[whatwg] Re: OT: (X)HTML and design of site

Franck Qu?lain writes:
>> [...] The browser that currently has the
>> largest market share by far does not support XHTML.

> XHTML work perfectly with all browsers (Internet Explorer included).
> The problem just come from the support of the content-type
> application/xhtml+xml send in the HTTP Header.
> Internet Explorer don't support it.

I'll stand by my original statement: Internet Explorer does not 'support' 
XHTML, given any meaningful definition of 'support'. It's true that you can 
send XHTML to IE marking it as text/html, but that only 'works' because IE 
interprets it as HTML, and IE's parser is lax enough that it ignores some of 
the markup (and to be fair, this is true of the majority of the real-world 
HTML UAs). 

> W3C recommandation is to use application/xhtml+xml for serving XHTML 1.0
> but you can use text/html if you want. the obligation of serving XHTML
> with application/xml+xhtml appeared only in the 1.1 version of XHTML.

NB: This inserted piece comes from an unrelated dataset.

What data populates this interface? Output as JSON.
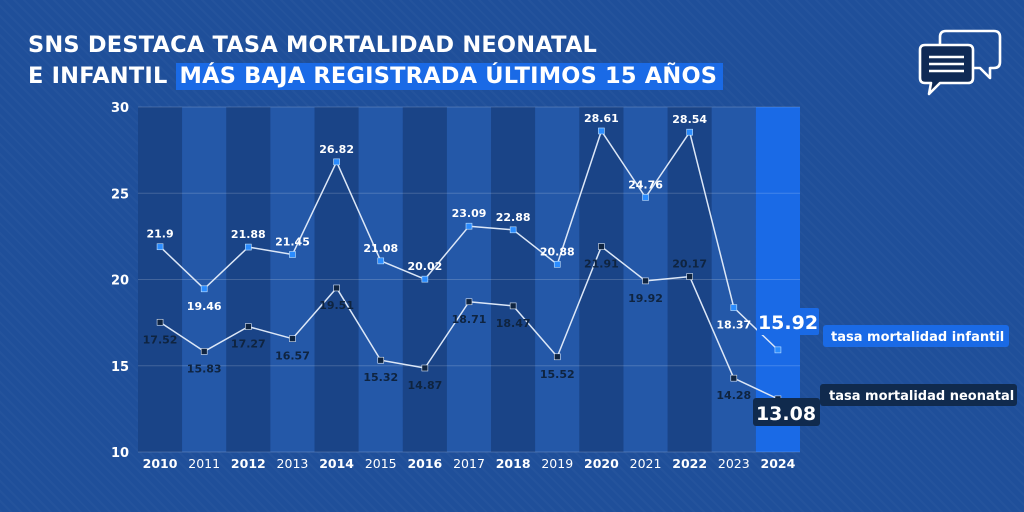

You can only use text/html if your document conforms to XHTML Appendix C. In 
any case, even if it does conform to App C, why don't you just send the UA a 
valid HTML document, rather than sending something that's probably not 
strictly valid HTML? 

> So actually you can use XHTML instead of HTML and it works very well for
> all my websites.

Are they actually valid XHTML though? How do you know? 

> Remember that XHTML is just an XMLization of HTML.

So why send XML to a client that can only deal with HTML?